Belfast Telegraph

Suspended sentence for Strabane man who stole over £162k in tax scam

HMRC investigators became suspicious of Edwards.
HMRC investigators became suspicious of Edwards.

A Strabane bricklayer has been handed a two year suspended prison sentence after admitting stealing over £162k in a tax scam.

Joseph Edwards, 51, of Park Road, Strabane, pleaded guilty to the fraudulent evasion of VAT and failing to pay Income Tax, Class 4 National Insurance Contributions and interest at Enniskillen Crown Court last month.

On Thursday he was sentenced to two years in prison, suspended for three years, and was disqualified from being a company director for five years, at Dungannon Crown Court.

Despite being a sole trader Edwards operated as a building contractor, hiring up to eight workers at a time to carry out ground and brick work on building sites.

Under the Construction Industry Scheme, Edwards should have deducted Income Tax and National Insurance Contributions for each worker and passed it to HMRC – he never did. Instead he invoiced his customers, receiving gross payments into his bank account which he then used to pay his workers cash in hand.

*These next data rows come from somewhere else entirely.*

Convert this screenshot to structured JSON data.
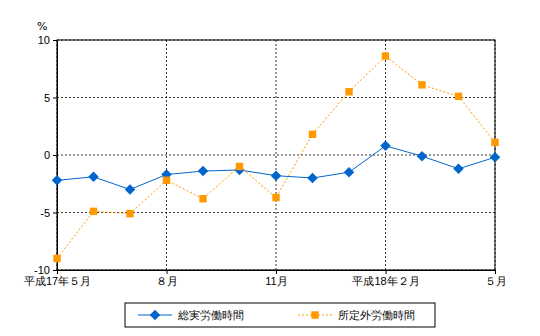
{
  "chart_data": {
    "type": "line",
    "y_label": "%",
    "categories": [
      "平成17年５月",
      null,
      null,
      "８月",
      null,
      null,
      "11月",
      null,
      null,
      "平成18年２月",
      null,
      null,
      "５月"
    ],
    "series": [
      {
        "name": "総実労働時間",
        "color": "#0066cc",
        "marker": "diamond",
        "line_style": "solid",
        "values": [
          -2.2,
          -1.9,
          -3.0,
          -1.7,
          -1.4,
          -1.3,
          -1.8,
          -2.0,
          -1.5,
          0.8,
          -0.1,
          -1.2,
          -0.2
        ]
      },
      {
        "name": "所定外労働時間",
        "color": "#ff9900",
        "marker": "square",
        "line_style": "dotted",
        "values": [
          -9.0,
          -4.9,
          -5.1,
          -2.2,
          -3.8,
          -1.0,
          -3.7,
          1.8,
          5.5,
          8.6,
          6.1,
          5.1,
          1.1
        ]
      }
    ],
    "ylim": [
      -10,
      10
    ],
    "yticks": [
      -10,
      -5,
      0,
      5,
      10
    ],
    "grid": true,
    "legend": "bottom"
  }
}
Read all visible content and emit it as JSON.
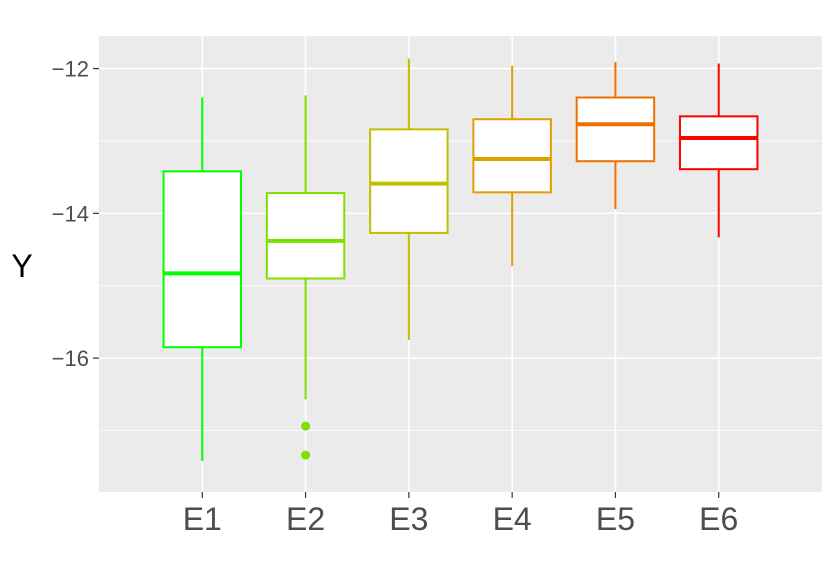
{
  "chart_data": {
    "type": "box",
    "title": "",
    "xlabel": "",
    "ylabel": "Y",
    "ylim": [
      -17.85,
      -11.55
    ],
    "yticks": [
      -16,
      -14,
      -12
    ],
    "yticklabels": [
      "−16",
      "−14",
      "−12"
    ],
    "grid": true,
    "legend": "none",
    "background": "#ebebeb",
    "categories": [
      "E1",
      "E2",
      "E3",
      "E4",
      "E5",
      "E6"
    ],
    "boxes": [
      {
        "name": "E1",
        "color": "#00ff00",
        "whisker_low": -17.42,
        "q1": -15.85,
        "median": -14.83,
        "q3": -13.42,
        "whisker_high": -12.4,
        "outliers": []
      },
      {
        "name": "E2",
        "color": "#7fe000",
        "whisker_low": -16.57,
        "q1": -14.9,
        "median": -14.38,
        "q3": -13.72,
        "whisker_high": -12.37,
        "outliers": [
          -16.94,
          -17.34
        ]
      },
      {
        "name": "E3",
        "color": "#bfbf00",
        "whisker_low": -15.75,
        "q1": -14.27,
        "median": -13.59,
        "q3": -12.84,
        "whisker_high": -11.86,
        "outliers": []
      },
      {
        "name": "E4",
        "color": "#e09f00",
        "whisker_low": -14.73,
        "q1": -13.71,
        "median": -13.25,
        "q3": -12.7,
        "whisker_high": -11.96,
        "outliers": []
      },
      {
        "name": "E5",
        "color": "#ef6f00",
        "whisker_low": -13.94,
        "q1": -13.28,
        "median": -12.77,
        "q3": -12.4,
        "whisker_high": -11.91,
        "outliers": []
      },
      {
        "name": "E6",
        "color": "#ff0000",
        "whisker_low": -14.33,
        "q1": -13.39,
        "median": -12.96,
        "q3": -12.66,
        "whisker_high": -11.93,
        "outliers": []
      }
    ]
  }
}
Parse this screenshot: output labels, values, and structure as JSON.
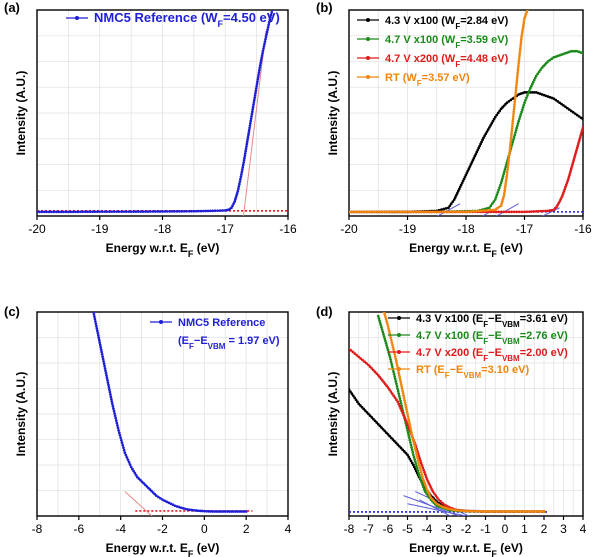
{
  "chart_data": [
    {
      "panel_label": "(a)",
      "type": "scatter",
      "xlabel_main": "Energy w.r.t. E",
      "xlabel_sub": "F",
      "xlabel_tail": " (eV)",
      "ylabel": "Intensity (A.U.)",
      "xlim": [
        -20,
        -16
      ],
      "ylim": [
        0,
        1
      ],
      "xticks": [
        -20,
        -19,
        -18,
        -17,
        -16
      ],
      "ytick_labels": false,
      "grid": true,
      "legend": [
        {
          "parts": [
            [
              "NMC5 Reference (W",
              ""
            ],
            [
              "F",
              "sub"
            ],
            [
              "=4.50 eV)",
              ""
            ]
          ],
          "color": "#1f1fd6"
        }
      ],
      "series": [
        {
          "color": "#1f1fd6",
          "x": [
            -20.0,
            -19.5,
            -19.0,
            -18.5,
            -18.0,
            -17.5,
            -17.2,
            -17.0,
            -16.95,
            -16.9,
            -16.85,
            -16.8,
            -16.75,
            -16.7,
            -16.65,
            -16.6,
            -16.55,
            -16.5,
            -16.45,
            -16.4,
            -16.35,
            -16.3,
            -16.25
          ],
          "y": [
            0.02,
            0.02,
            0.021,
            0.021,
            0.022,
            0.023,
            0.025,
            0.027,
            0.03,
            0.04,
            0.07,
            0.12,
            0.19,
            0.27,
            0.36,
            0.45,
            0.54,
            0.63,
            0.72,
            0.8,
            0.87,
            0.94,
            1.0
          ]
        }
      ],
      "fit_lines": [
        {
          "x": [
            -20.0,
            -16.0
          ],
          "y": [
            0.025,
            0.025
          ],
          "color": "#e01b1b",
          "dash": true
        },
        {
          "x": [
            -16.75,
            -16.35
          ],
          "y": [
            -0.1,
            0.9
          ],
          "color": "#e88a8a",
          "dash": false
        }
      ]
    },
    {
      "panel_label": "(b)",
      "type": "scatter",
      "xlabel_main": "Energy w.r.t. E",
      "xlabel_sub": "F",
      "xlabel_tail": " (eV)",
      "ylabel": "Intensity (A.U.)",
      "xlim": [
        -20,
        -16
      ],
      "ylim": [
        0,
        1
      ],
      "xticks": [
        -20,
        -19,
        -18,
        -17,
        -16
      ],
      "ytick_labels": false,
      "grid": true,
      "legend": [
        {
          "parts": [
            [
              "4.3 V x100 (W",
              ""
            ],
            [
              "F",
              "sub"
            ],
            [
              "=2.84 eV)",
              ""
            ]
          ],
          "color": "#000000"
        },
        {
          "parts": [
            [
              "4.7 V x100 (W",
              ""
            ],
            [
              "F",
              "sub"
            ],
            [
              "=3.59 eV)",
              ""
            ]
          ],
          "color": "#1a8a1a"
        },
        {
          "parts": [
            [
              "4.7 V x200 (W",
              ""
            ],
            [
              "F",
              "sub"
            ],
            [
              "=4.48 eV)",
              ""
            ]
          ],
          "color": "#e01b1b"
        },
        {
          "parts": [
            [
              "RT (W",
              ""
            ],
            [
              "F",
              "sub"
            ],
            [
              "=3.57 eV)",
              ""
            ]
          ],
          "color": "#f0860e"
        }
      ],
      "series": [
        {
          "color": "#000000",
          "x": [
            -20.0,
            -19.0,
            -18.5,
            -18.3,
            -18.2,
            -18.1,
            -18.0,
            -17.9,
            -17.8,
            -17.7,
            -17.6,
            -17.5,
            -17.4,
            -17.3,
            -17.2,
            -17.1,
            -17.0,
            -16.9,
            -16.8,
            -16.7,
            -16.6,
            -16.5,
            -16.4,
            -16.3,
            -16.2,
            -16.1,
            -16.0
          ],
          "y": [
            0.02,
            0.02,
            0.025,
            0.04,
            0.08,
            0.14,
            0.2,
            0.26,
            0.32,
            0.38,
            0.43,
            0.48,
            0.52,
            0.55,
            0.57,
            0.59,
            0.6,
            0.6,
            0.6,
            0.59,
            0.58,
            0.57,
            0.55,
            0.53,
            0.51,
            0.49,
            0.47
          ]
        },
        {
          "color": "#1a8a1a",
          "x": [
            -20.0,
            -18.5,
            -17.8,
            -17.6,
            -17.5,
            -17.4,
            -17.3,
            -17.2,
            -17.1,
            -17.0,
            -16.9,
            -16.8,
            -16.7,
            -16.6,
            -16.5,
            -16.4,
            -16.3,
            -16.2,
            -16.1,
            -16.0
          ],
          "y": [
            0.02,
            0.02,
            0.025,
            0.04,
            0.08,
            0.16,
            0.26,
            0.36,
            0.46,
            0.55,
            0.62,
            0.68,
            0.72,
            0.75,
            0.77,
            0.78,
            0.79,
            0.8,
            0.8,
            0.79
          ]
        },
        {
          "color": "#e01b1b",
          "x": [
            -20.0,
            -17.0,
            -16.6,
            -16.5,
            -16.45,
            -16.4,
            -16.35,
            -16.3,
            -16.25,
            -16.2,
            -16.15,
            -16.1,
            -16.05,
            -16.0
          ],
          "y": [
            0.02,
            0.02,
            0.025,
            0.03,
            0.045,
            0.07,
            0.1,
            0.14,
            0.18,
            0.23,
            0.28,
            0.33,
            0.38,
            0.43
          ]
        },
        {
          "color": "#f0860e",
          "x": [
            -20.0,
            -18.0,
            -17.5,
            -17.4,
            -17.35,
            -17.3,
            -17.25,
            -17.2,
            -17.15,
            -17.1,
            -17.05,
            -17.0,
            -16.95
          ],
          "y": [
            0.02,
            0.02,
            0.03,
            0.05,
            0.1,
            0.2,
            0.32,
            0.46,
            0.6,
            0.74,
            0.87,
            0.96,
            1.0
          ]
        }
      ],
      "fit_lines": [
        {
          "x": [
            -20.0,
            -16.0
          ],
          "y": [
            0.02,
            0.02
          ],
          "color": "#1f1fd6",
          "dash": true
        },
        {
          "x": [
            -18.8,
            -18.1
          ],
          "y": [
            -0.05,
            0.06
          ],
          "color": "#5b5bd6",
          "dash": false
        },
        {
          "x": [
            -17.9,
            -17.4
          ],
          "y": [
            -0.03,
            0.05
          ],
          "color": "#5b5bd6",
          "dash": false
        },
        {
          "x": [
            -17.6,
            -17.1
          ],
          "y": [
            -0.02,
            0.06
          ],
          "color": "#5b5bd6",
          "dash": false
        },
        {
          "x": [
            -16.9,
            -16.4
          ],
          "y": [
            -0.03,
            0.04
          ],
          "color": "#5b5bd6",
          "dash": false
        }
      ]
    },
    {
      "panel_label": "(c)",
      "type": "scatter",
      "xlabel_main": "Energy w.r.t. E",
      "xlabel_sub": "F",
      "xlabel_tail": " (eV)",
      "ylabel": "Intensity (A.U.)",
      "xlim": [
        -8,
        4
      ],
      "ylim": [
        0,
        1
      ],
      "xticks": [
        -8,
        -6,
        -4,
        -2,
        0,
        2,
        4
      ],
      "ytick_labels": false,
      "grid": true,
      "legend": [
        {
          "parts": [
            [
              "NMC5 Reference",
              ""
            ]
          ],
          "color": "#1f1fd6"
        },
        {
          "parts": [
            [
              "(E",
              ""
            ],
            [
              "F",
              "sub"
            ],
            [
              "−E",
              ""
            ],
            [
              "VBM",
              "sub"
            ],
            [
              " = 1.97 eV)",
              ""
            ]
          ],
          "color": null
        }
      ],
      "series": [
        {
          "color": "#1f1fd6",
          "x": [
            -5.3,
            -5.0,
            -4.7,
            -4.4,
            -4.1,
            -3.8,
            -3.5,
            -3.2,
            -2.9,
            -2.6,
            -2.3,
            -2.0,
            -1.7,
            -1.4,
            -1.1,
            -0.8,
            -0.5,
            -0.2,
            0.1,
            0.5,
            1.0,
            1.5,
            2.0
          ],
          "y": [
            1.0,
            0.85,
            0.7,
            0.55,
            0.42,
            0.31,
            0.24,
            0.19,
            0.16,
            0.13,
            0.1,
            0.08,
            0.065,
            0.05,
            0.04,
            0.032,
            0.028,
            0.025,
            0.023,
            0.022,
            0.022,
            0.022,
            0.022
          ]
        }
      ],
      "fit_lines": [
        {
          "x": [
            -3.3,
            2.3
          ],
          "y": [
            0.025,
            0.025
          ],
          "color": "#e01b1b",
          "dash": true
        },
        {
          "x": [
            -3.8,
            -2.4
          ],
          "y": [
            0.12,
            -0.01
          ],
          "color": "#e88a8a",
          "dash": false
        }
      ]
    },
    {
      "panel_label": "(d)",
      "type": "scatter",
      "xlabel_main": "Energy w.r.t. E",
      "xlabel_sub": "F",
      "xlabel_tail": " (eV)",
      "ylabel": "Intensity (A.U.)",
      "xlim": [
        -8,
        4
      ],
      "ylim": [
        0,
        1
      ],
      "xticks": [
        -8,
        -7,
        -6,
        -5,
        -4,
        -3,
        -2,
        -1,
        0,
        1,
        2,
        3,
        4
      ],
      "ytick_labels": false,
      "grid": true,
      "legend": [
        {
          "parts": [
            [
              "4.3 V x100 (E",
              ""
            ],
            [
              "F",
              "sub"
            ],
            [
              "−E",
              ""
            ],
            [
              "VBM",
              "sub"
            ],
            [
              "=3.61 eV)",
              ""
            ]
          ],
          "color": "#000000"
        },
        {
          "parts": [
            [
              "4.7 V x100 (E",
              ""
            ],
            [
              "F",
              "sub"
            ],
            [
              "−E",
              ""
            ],
            [
              "VBM",
              "sub"
            ],
            [
              "=2.76 eV)",
              ""
            ]
          ],
          "color": "#1a8a1a"
        },
        {
          "parts": [
            [
              "4.7 V x200 (E",
              ""
            ],
            [
              "F",
              "sub"
            ],
            [
              "−E",
              ""
            ],
            [
              "VBM",
              "sub"
            ],
            [
              "=2.00 eV)",
              ""
            ]
          ],
          "color": "#e01b1b"
        },
        {
          "parts": [
            [
              "RT (E",
              ""
            ],
            [
              "F",
              "sub"
            ],
            [
              "−E",
              ""
            ],
            [
              "VBM",
              "sub"
            ],
            [
              "=3.10 eV)",
              ""
            ]
          ],
          "color": "#f0860e"
        }
      ],
      "series": [
        {
          "color": "#000000",
          "x": [
            -8.0,
            -7.5,
            -7.0,
            -6.5,
            -6.0,
            -5.5,
            -5.0,
            -4.7,
            -4.4,
            -4.1,
            -3.8,
            -3.5,
            -3.2,
            -2.9,
            -2.6,
            -2.0,
            -1.0,
            0.0,
            1.0,
            2.0
          ],
          "y": [
            0.62,
            0.55,
            0.5,
            0.45,
            0.4,
            0.35,
            0.3,
            0.25,
            0.19,
            0.14,
            0.1,
            0.07,
            0.05,
            0.04,
            0.03,
            0.025,
            0.022,
            0.022,
            0.022,
            0.022
          ]
        },
        {
          "color": "#1a8a1a",
          "x": [
            -6.5,
            -6.2,
            -5.9,
            -5.6,
            -5.3,
            -5.0,
            -4.7,
            -4.4,
            -4.1,
            -3.8,
            -3.5,
            -3.2,
            -2.9,
            -2.6,
            -2.0,
            -1.0,
            0.0,
            1.0,
            2.0
          ],
          "y": [
            0.98,
            0.88,
            0.78,
            0.66,
            0.54,
            0.42,
            0.3,
            0.2,
            0.12,
            0.08,
            0.05,
            0.04,
            0.03,
            0.026,
            0.023,
            0.022,
            0.022,
            0.022,
            0.022
          ]
        },
        {
          "color": "#e01b1b",
          "x": [
            -8.0,
            -7.5,
            -7.0,
            -6.5,
            -6.0,
            -5.5,
            -5.0,
            -4.6,
            -4.3,
            -4.0,
            -3.7,
            -3.4,
            -3.1,
            -2.8,
            -2.5,
            -2.0,
            -1.0,
            0.0,
            1.0,
            2.0
          ],
          "y": [
            0.82,
            0.78,
            0.74,
            0.69,
            0.63,
            0.56,
            0.45,
            0.35,
            0.26,
            0.18,
            0.12,
            0.08,
            0.055,
            0.04,
            0.03,
            0.025,
            0.022,
            0.022,
            0.022,
            0.022
          ]
        },
        {
          "color": "#f0860e",
          "x": [
            -6.2,
            -6.0,
            -5.8,
            -5.6,
            -5.4,
            -5.2,
            -5.0,
            -4.8,
            -4.6,
            -4.4,
            -4.2,
            -4.0,
            -3.8,
            -3.5,
            -3.2,
            -2.9,
            -2.5,
            -2.0,
            -1.0,
            0.0,
            1.0,
            2.0
          ],
          "y": [
            1.0,
            0.93,
            0.85,
            0.77,
            0.68,
            0.59,
            0.5,
            0.41,
            0.33,
            0.25,
            0.18,
            0.13,
            0.09,
            0.06,
            0.045,
            0.035,
            0.028,
            0.024,
            0.022,
            0.022,
            0.022,
            0.022
          ]
        }
      ],
      "fit_lines": [
        {
          "x": [
            -8.0,
            2.2
          ],
          "y": [
            0.02,
            0.02
          ],
          "color": "#1f1fd6",
          "dash": true
        },
        {
          "x": [
            -5.2,
            -1.8
          ],
          "y": [
            0.1,
            -0.02
          ],
          "color": "#5b5bd6",
          "dash": false
        },
        {
          "x": [
            -4.6,
            -1.4
          ],
          "y": [
            0.12,
            -0.02
          ],
          "color": "#5b5bd6",
          "dash": false
        },
        {
          "x": [
            -5.0,
            -2.0
          ],
          "y": [
            0.06,
            0.0
          ],
          "color": "#5b5bd6",
          "dash": false
        },
        {
          "x": [
            -4.4,
            -2.6
          ],
          "y": [
            0.08,
            -0.01
          ],
          "color": "#5b5bd6",
          "dash": false
        }
      ]
    }
  ]
}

HMRC investigators became suspicious when monthly returns showed £334,585 had been paid to a sole trader from 6 April 2015 to 5 April 2016. Officers also found he had submitted false VAT returns to get his hands on a further £61,530.00 he wasn’t entitled to.

Edwards evaded £162,099 in Income Tax, National Insurance Contributions and VAT.

Steve Tracey Assistant Director at HMRC's Fraud Investigation Service said that Edwards stole the money through "pure greed".

“Edwards blatantly refused to pay the tax he owed, pocketing a six-figure sum through sheer greed to fund his own lifestyle while his actions placed an unfair advantage over the honest competitors within the industry. He knowingly deprived public services of vital funding and now has a criminal record for tax fraud," Mr Tracey said.

“If you believe someone is benefitting from tax fraud please report them to HMRC online or call our Fraud Hotline on 0800 788 887.”